Cardiac Rehab Helps Dan Fulfill Bucket List Dreams
February 2, 2017
From his appearance, Dan Ludwig is probably not what most people would think of as a typical cardiac patient. Yet this fit, athletic man in his early sixties underwent open heart surgery just a year and a half ago. He had four bypasses.
A couple months before, Dan had begun to notice some troubling symptoms. “I would feel throbbing in my neck when going for a walk,” he noted, “but it would only last for about 60 seconds and then it would be gone.” He also began experiencing some pain in his armpit and pressure and pain in his chest. The symptoms were fleeting, but they were concerning enough that he went to see his family doctor, who immediately sent him to a cardiologist. Three days later, Dan underwent open heart surgery.
Even though his father had a quadruple bypass when he was nearly the same age as Dan was, his own heart disease came as somewhat of a surprise. “I thought I was going to beat it,” he reflects. “My dad owned his own business, worked 80 hours a week, and was a heavy smoker. I’m a non-smoker and was a runner, a triathlete. I played hockey. I canoed, I skied, I hiked.”
“The main artery around my heart was 99% blocked,” explains Dan. “It’s a scary situation. Before the surgery, the doctors talked to me about the numbers, about the percentages of success. You go into the surgery knowing there’s a chance you might not wake up. But I had other things in life I wanted to accomplish. I had a bucket list planned and I wasn’t ready to give that up.”
That bucket list motivated Dan to get back on his feet. He retired from his job and began cardiac rehab at Watertown Regional Medical Center.
“My body felt like it had been hit by a freight train,” Dan recalls. “Cardiac rehab got me into a routine of taking baby steps every day.” Being at a hospital and connected to monitoring equipment while he exercised provided a level of comfort for Dan while he got used to the differences in his body. Being a lifelong athlete, he was used to pushing himself beyond his physical comfort level. The exercise physiologists in WRMC’s cardiac rehab program, who he describes as “professional and personable,” were supportive of his efforts. “They encouraged me to explore how fast and how far I could go.”

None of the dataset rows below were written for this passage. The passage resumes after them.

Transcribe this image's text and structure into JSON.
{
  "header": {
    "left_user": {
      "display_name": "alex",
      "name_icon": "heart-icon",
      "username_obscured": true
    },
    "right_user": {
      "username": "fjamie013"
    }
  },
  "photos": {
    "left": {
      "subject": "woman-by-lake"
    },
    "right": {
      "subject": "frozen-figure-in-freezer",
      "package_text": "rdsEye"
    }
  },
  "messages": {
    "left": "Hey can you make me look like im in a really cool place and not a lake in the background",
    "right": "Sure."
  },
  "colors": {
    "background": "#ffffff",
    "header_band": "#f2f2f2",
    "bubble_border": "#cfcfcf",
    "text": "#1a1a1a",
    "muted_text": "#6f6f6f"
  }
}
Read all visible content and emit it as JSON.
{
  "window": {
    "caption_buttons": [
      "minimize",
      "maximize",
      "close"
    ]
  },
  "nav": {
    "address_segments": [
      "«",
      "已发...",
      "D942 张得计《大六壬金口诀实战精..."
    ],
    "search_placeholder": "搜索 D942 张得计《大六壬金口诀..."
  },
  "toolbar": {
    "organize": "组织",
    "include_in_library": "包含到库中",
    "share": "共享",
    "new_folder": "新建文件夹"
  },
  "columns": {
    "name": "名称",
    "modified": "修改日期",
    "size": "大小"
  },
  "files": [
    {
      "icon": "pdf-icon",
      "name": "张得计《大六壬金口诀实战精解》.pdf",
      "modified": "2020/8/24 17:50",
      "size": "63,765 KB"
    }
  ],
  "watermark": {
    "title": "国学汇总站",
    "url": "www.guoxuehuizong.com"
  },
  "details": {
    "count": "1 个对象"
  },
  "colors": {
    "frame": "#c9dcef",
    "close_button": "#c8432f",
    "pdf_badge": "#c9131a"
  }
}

One of the most significant changes to come from his participation in WRMC’s cardiac rehab program, says Dan, is a healthier diet. Before his heart surgery, “I thought my diet was pretty good,” Dan remembers. But learning more about nutrition, especially how nutritional requirements change as we age, made him realize that he had developed some bad habits. “You think you’re doing the right thing, but you’ve only been getting one to two fruits or vegetables a day when you really should be getting five or six.” Dan’s new knowledge of nutrition and change in diet has also spurred his interest in learning how to cook. “I’m learning how to cook with ginger and garlic and cook fish. It’s fun.”
Dan has come far in the year and a half since his heart surgery. He continues to work out at Wellness Works three times a week and is physically active on the weekends. Since his surgery, Dan has completed a biathlon with his daughter, has summited a 10,000-foot peak in Glacier Park with his son, and has completed the Kortelopet, an 18-mile cross-country ski race. In a few months, he’ll be traveling to Ireland with friends for a week of cycling through the Irish countryside.
Dan says he feels better now than he has in ten years. “It’s wonderful to be able to do what I did at 50,” he affirms. He is also grateful to have gotten to work on his bucket list and to be able to share those experiences with his family. “Why did God give me this extra time on earth? I don’t know. If I can be a productive citizen, a good husband, a good father, and someday a good grandfather, hopefully that will be enough.”